Since 1912, hundreds of bowls of homemade savory rice cake (碗粿) have overloaded the offering table of the Chen family home in Changhua County’s Tianwei Township (田尾) to venerate the art of making the perfect savory rice cake, a tradition passed down through 29 generations.
Family patriarch Chen Jung (陳茸) and matriarch Tsan Ju-fu (詹如福) began selling the rice cakes in Changhua in 1850. Seven years later, they bought land in Tianwei and built their first house, which later became the Chen family’s ancestral temple, family members said.
Chen and Tsan led a frugal life to keep the rice cake business afloat and their family thriving.
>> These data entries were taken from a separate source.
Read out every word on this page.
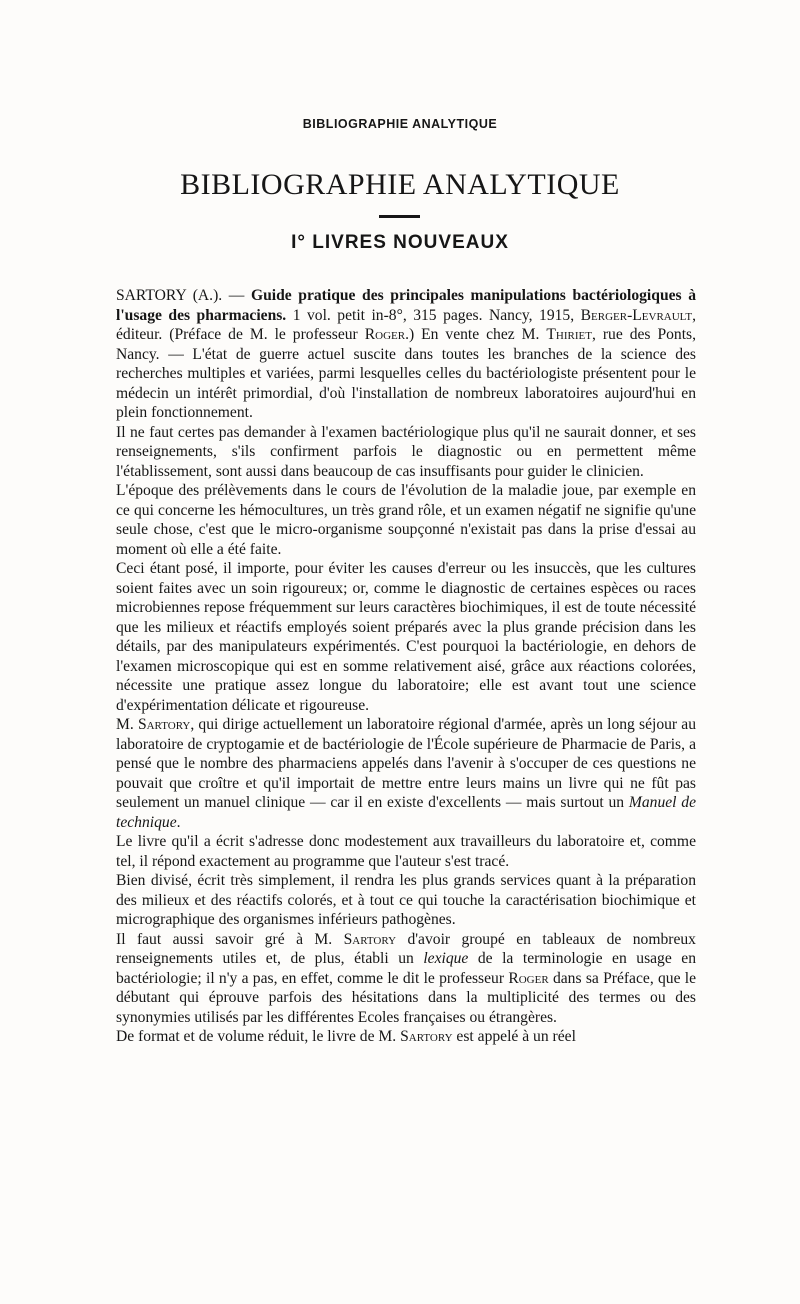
BIBLIOGRAPHIE ANALYTIQUE
BIBLIOGRAPHIE ANALYTIQUE
I° LIVRES NOUVEAUX

SARTORY (A.). — Guide pratique des principales manipulations bactériologiques à l'usage des pharmaciens. 1 vol. petit in-8°, 315 pages. Nancy, 1915, Berger-Levrault, éditeur. (Préface de M. le professeur Roger.) En vente chez M. Thiriet, rue des Ponts, Nancy. — L'état de guerre actuel suscite dans toutes les branches de la science des recherches multiples et variées, parmi lesquelles celles du bactériologiste présentent pour le médecin un intérêt primordial, d'où l'installation de nombreux laboratoires aujourd'hui en plein fonctionnement.

Il ne faut certes pas demander à l'examen bactériologique plus qu'il ne saurait donner, et ses renseignements, s'ils confirment parfois le diagnostic ou en permettent même l'établissement, sont aussi dans beaucoup de cas insuffisants pour guider le clinicien.

L'époque des prélèvements dans le cours de l'évolution de la maladie joue, par exemple en ce qui concerne les hémocultures, un très grand rôle, et un examen négatif ne signifie qu'une seule chose, c'est que le micro-organisme soupçonné n'existait pas dans la prise d'essai au moment où elle a été faite.

Ceci étant posé, il importe, pour éviter les causes d'erreur ou les insuccès, que les cultures soient faites avec un soin rigoureux; or, comme le diagnostic de certaines espèces ou races microbiennes repose fréquemment sur leurs caractères biochimiques, il est de toute nécessité que les milieux et réactifs employés soient préparés avec la plus grande précision dans les détails, par des manipulateurs expérimentés. C'est pourquoi la bactériologie, en dehors de l'examen microscopique qui est en somme relativement aisé, grâce aux réactions colorées, nécessite une pratique assez longue du laboratoire; elle est avant tout une science d'expérimentation délicate et rigoureuse.

M. Sartory, qui dirige actuellement un laboratoire régional d'armée, après un long séjour au laboratoire de cryptogamie et de bactériologie de l'École supérieure de Pharmacie de Paris, a pensé que le nombre des pharmaciens appelés dans l'avenir à s'occuper de ces questions ne pouvait que croître et qu'il importait de mettre entre leurs mains un livre qui ne fût pas seulement un manuel clinique — car il en existe d'excellents — mais surtout un Manuel de technique.

Le livre qu'il a écrit s'adresse donc modestement aux travailleurs du laboratoire et, comme tel, il répond exactement au programme que l'auteur s'est tracé.

Bien divisé, écrit très simplement, il rendra les plus grands services quant à la préparation des milieux et des réactifs colorés, et à tout ce qui touche la caractérisation biochimique et micrographique des organismes inférieurs pathogènes.

Il faut aussi savoir gré à M. Sartory d'avoir groupé en tableaux de nombreux renseignements utiles et, de plus, établi un lexique de la terminologie en usage en bactériologie; il n'y a pas, en effet, comme le dit le professeur Roger dans sa Préface, que le débutant qui éprouve parfois des hésitations dans la multiplicité des termes ou des synonymies utilisés par les différentes Ecoles françaises ou étrangères.

De format et de volume réduit, le livre de M. Sartory est appelé à un réel
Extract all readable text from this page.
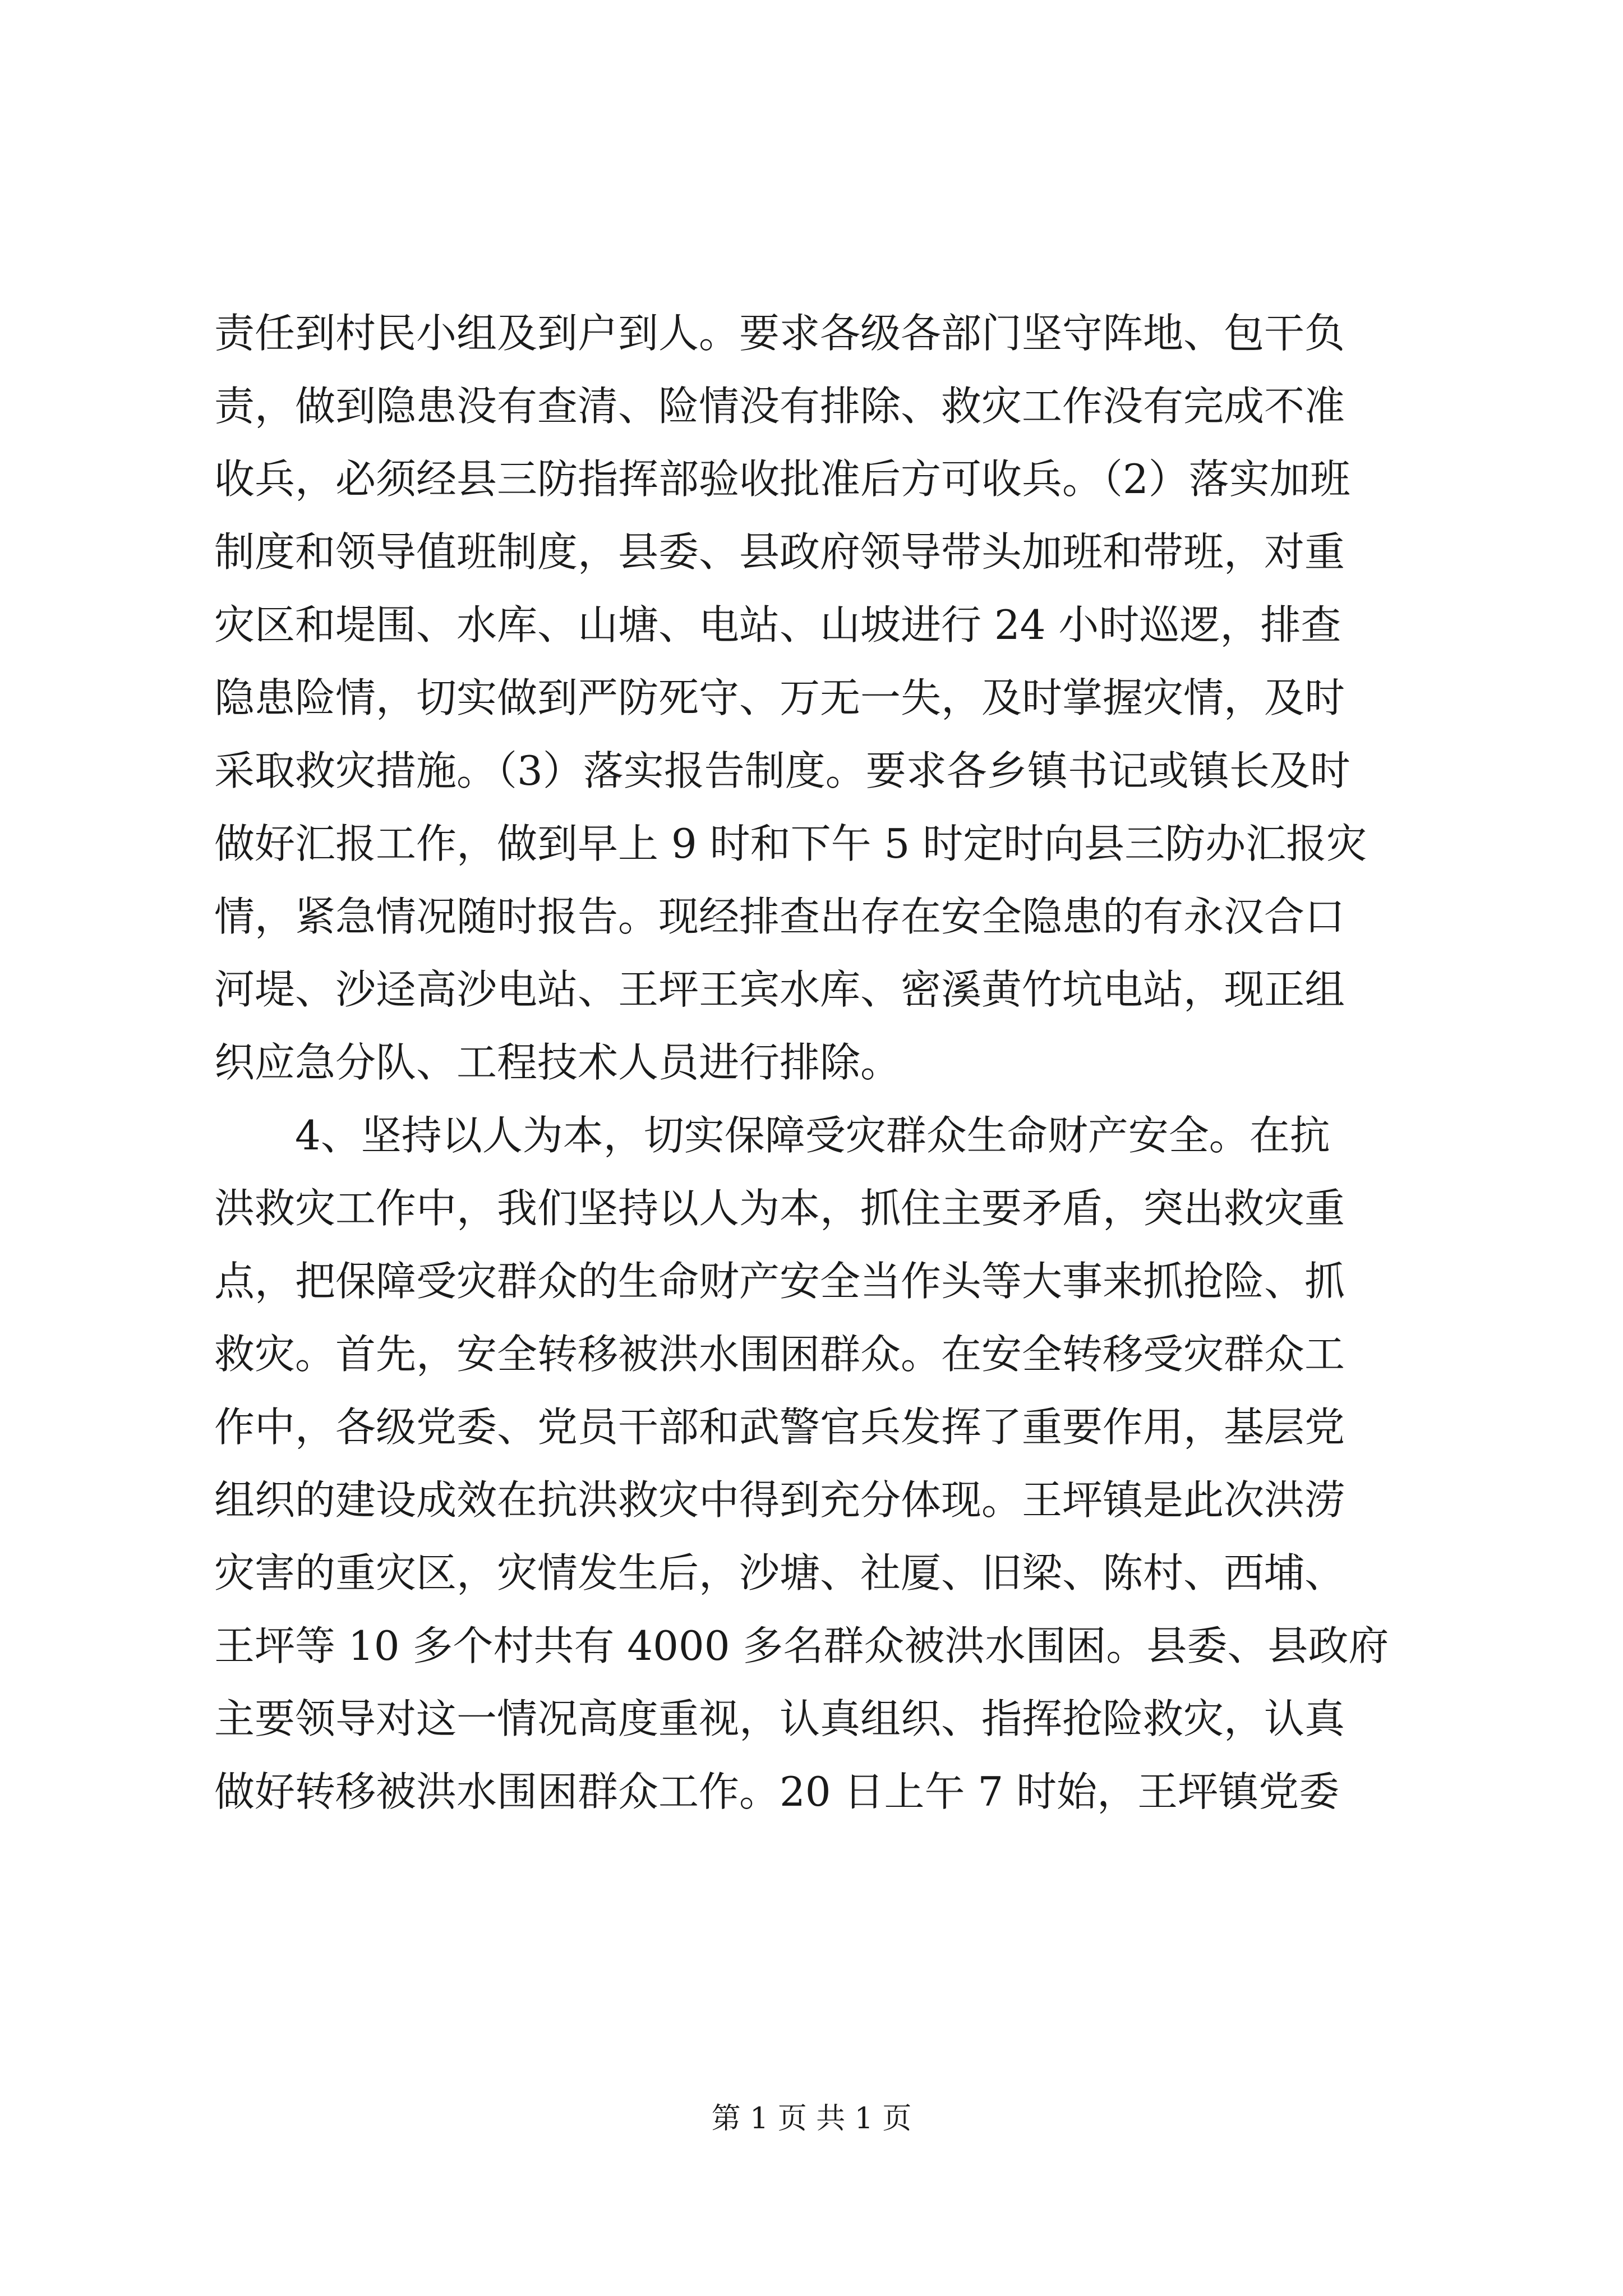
责任到村民小组及到户到人。要求各级各部门坚守阵地、包干负
责，做到隐患没有查清、险情没有排除、救灾工作没有完成不准
收兵，必须经县三防指挥部验收批准后方可收兵。（2）落实加班
制度和领导值班制度，县委、县政府领导带头加班和带班，对重
灾区和堤围、水库、山塘、电站、山坡进行 24 小时巡逻，排查
隐患险情，切实做到严防死守、万无一失，及时掌握灾情，及时
采取救灾措施。（3）落实报告制度。要求各乡镇书记或镇长及时
做好汇报工作，做到早上 9 时和下午 5 时定时向县三防办汇报灾
情，紧急情况随时报告。现经排查出存在安全隐患的有永汉合口
河堤、沙迳高沙电站、王坪王宾水库、密溪黄竹坑电站，现正组
织应急分队、工程技术人员进行排除。
4、坚持以人为本，切实保障受灾群众生命财产安全。在抗
洪救灾工作中，我们坚持以人为本，抓住主要矛盾，突出救灾重
点，把保障受灾群众的生命财产安全当作头等大事来抓抢险、抓
救灾。首先，安全转移被洪水围困群众。在安全转移受灾群众工
作中，各级党委、党员干部和武警官兵发挥了重要作用，基层党
组织的建设成效在抗洪救灾中得到充分体现。王坪镇是此次洪涝
灾害的重灾区，灾情发生后，沙塘、社厦、旧梁、陈村、西埔、
王坪等 10 多个村共有 4000 多名群众被洪水围困。县委、县政府
主要领导对这一情况高度重视，认真组织、指挥抢险救灾，认真
做好转移被洪水围困群众工作。20 日上午 7 时始，王坪镇党委
第 1 页 共 1 页
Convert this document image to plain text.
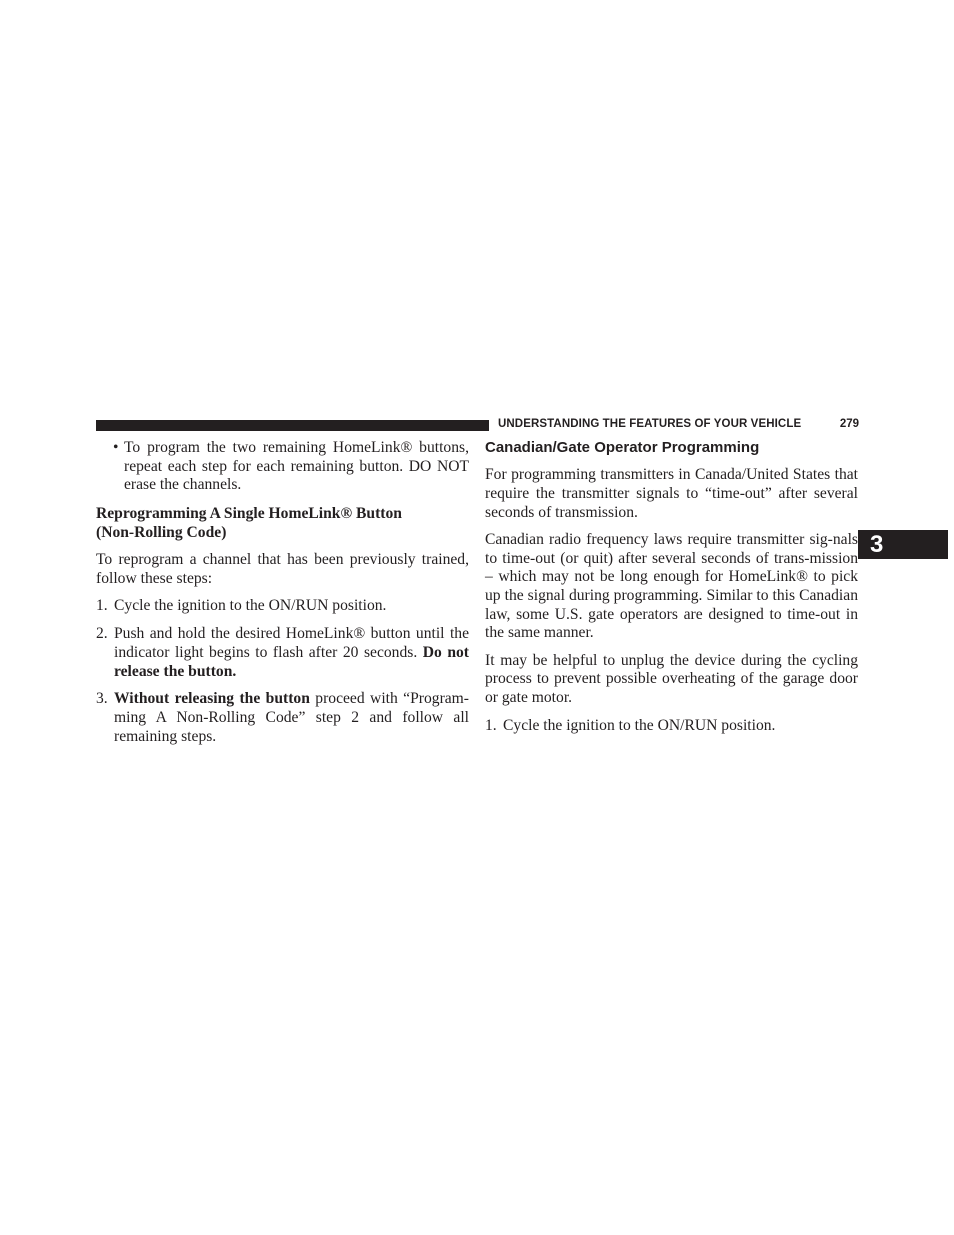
UNDERSTANDING THE FEATURES OF YOUR VEHICLE	279
3
• To program the two remaining HomeLink® buttons, repeat each step for each remaining button. DO NOT erase the channels.

Reprogramming A Single HomeLink® Button
(Non-Rolling Code)

To reprogram a channel that has been previously trained, follow these steps:

1. Cycle the ignition to the ON/RUN position.

2. Push and hold the desired HomeLink® button until the indicator light begins to flash after 20 seconds. Do not release the button.

3. Without releasing the button proceed with “Program-ming A Non-Rolling Code” step 2 and follow all remaining steps.

Canadian/Gate Operator Programming

For programming transmitters in Canada/United States that require the transmitter signals to “time-out” after several seconds of transmission.

Canadian radio frequency laws require transmitter sig-nals to time-out (or quit) after several seconds of trans-mission – which may not be long enough for HomeLink® to pick up the signal during programming. Similar to this Canadian law, some U.S. gate operators are designed to time-out in the same manner.

It may be helpful to unplug the device during the cycling process to prevent possible overheating of the garage door or gate motor.

1. Cycle the ignition to the ON/RUN position.
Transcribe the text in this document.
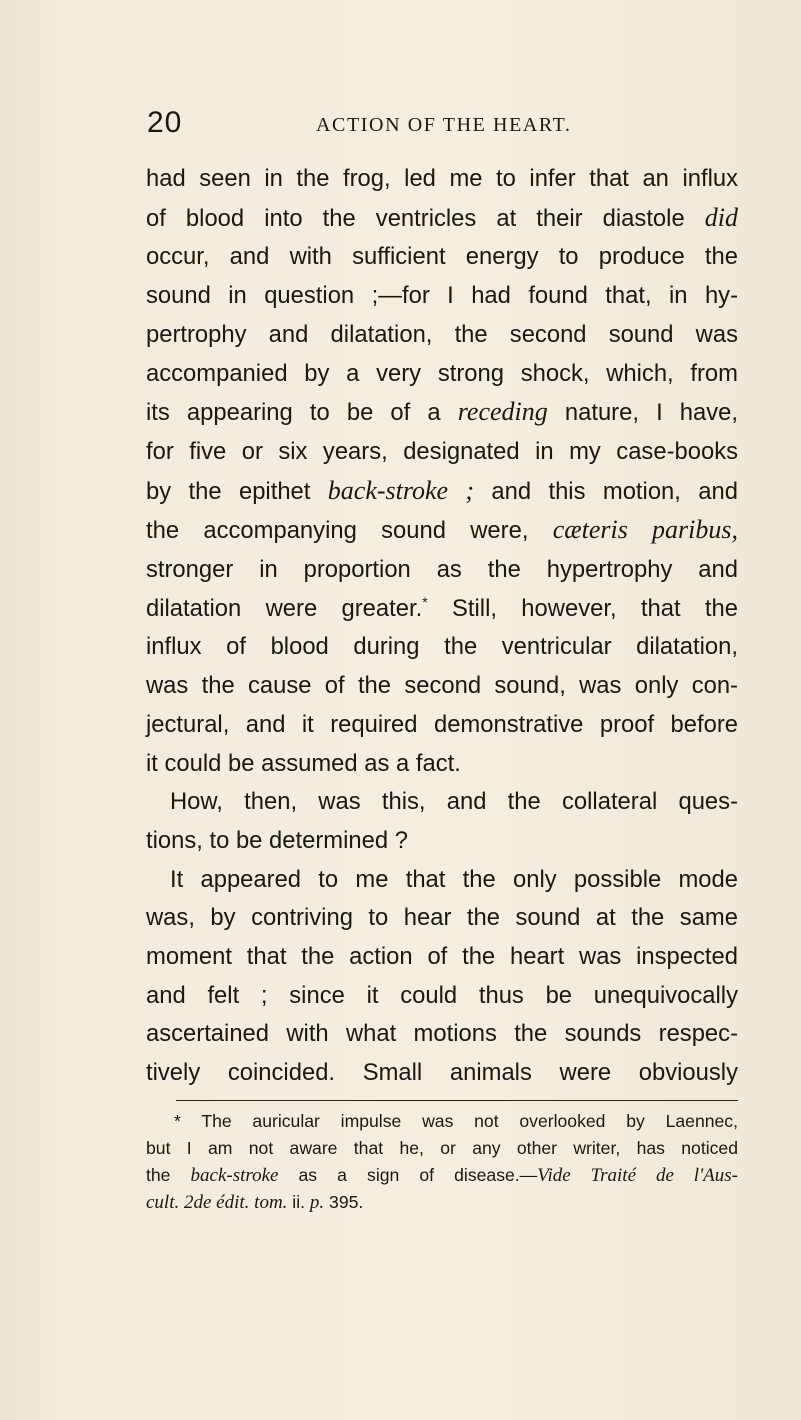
20	ACTION OF THE HEART.

had seen in the frog, led me to infer that an influx
of blood into the ventricles at their diastole did
occur, and with sufficient energy to produce the
sound in question ;—for I had found that, in hy-
pertrophy and dilatation, the second sound was
accompanied by a very strong shock, which, from
its appearing to be of a receding nature, I have,
for five or six years, designated in my case-books
by the epithet back-stroke ; and this motion, and
the accompanying sound were, cæteris paribus,
stronger in proportion as the hypertrophy and
dilatation were greater.* Still, however, that the
influx of blood during the ventricular dilatation,
was the cause of the second sound, was only con-
jectural, and it required demonstrative proof before
it could be assumed as a fact.

How, then, was this, and the collateral ques-
tions, to be determined ?

It appeared to me that the only possible mode
was, by contriving to hear the sound at the same
moment that the action of the heart was inspected
and felt ; since it could thus be unequivocally
ascertained with what motions the sounds respec-
tively coincided. Small animals were obviously

* The auricular impulse was not overlooked by Laennec,
but I am not aware that he, or any other writer, has noticed
the back-stroke as a sign of disease.—Vide Traité de l'Aus-
cult. 2de édit. tom. ii. p. 395.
They acquired land totaling more than 10 hectares with 19 wooden houses built for their descendents, the Chen family said.
Photo: Chen Kuan-yu, Taipei Times
Sunday was the 104th anniversary of the Chen family’s “savory rice cake festival.”
An annual family reunion, it is a time when family members return to Changhua to pay tribute to their ancestors, the Chen family said.
Their offerings do not constitute any regular sumptuous banquet, but a wide array of savory rice cakes that come in different sizes and flavors, handmade by each member of the family, although one ingredient has remained unchanged — gratitude for their ancestors, the Chens said.
The Chens create the kind of savory rice cake endemic to central Taiwan, made of steamed ground rice topped with fried mushrooms, shrimps, dried shallots and pork slices, and dressed with creamy soy sauce.
The Chens said that more than half of the people who sold savory rice cakes in Changhua in the early days were their relatives.
Chen Wei-jen (陳韋任), a 22nd generation descendent, said that the savory rice cake industry has been declining, with only one branch of the extended family still selling the delicacy in the county’s Tianjhong Township (田中).
The family has branched out beyond the county, but each year’s festival brings the family back together, competing to make the perfect savory rice cake and serving up one bowl of culinary delight after another on offering tables, in a celebration more boisterous than that of the Lunar New Year, Chen Wei-jen said.
Chen Chia-lien (陳嘉蓮) a 23rd generation descendent and Taichung resident, said family members cook savory rice cake in steaming kitchens to prepare for the festival, which has become an iconic representation of festivity for her.
Taipei resident Chen Chih-yang (陳志揚) said that the rice cake festival was a highly anticipated event when he was a child.
He used to follow his grandmother to the rice-grinding factory where the rice was ground to milk to make the rice cake, he said, adding that the traditional rice cake prepared by his grandmother is the best he has ever had.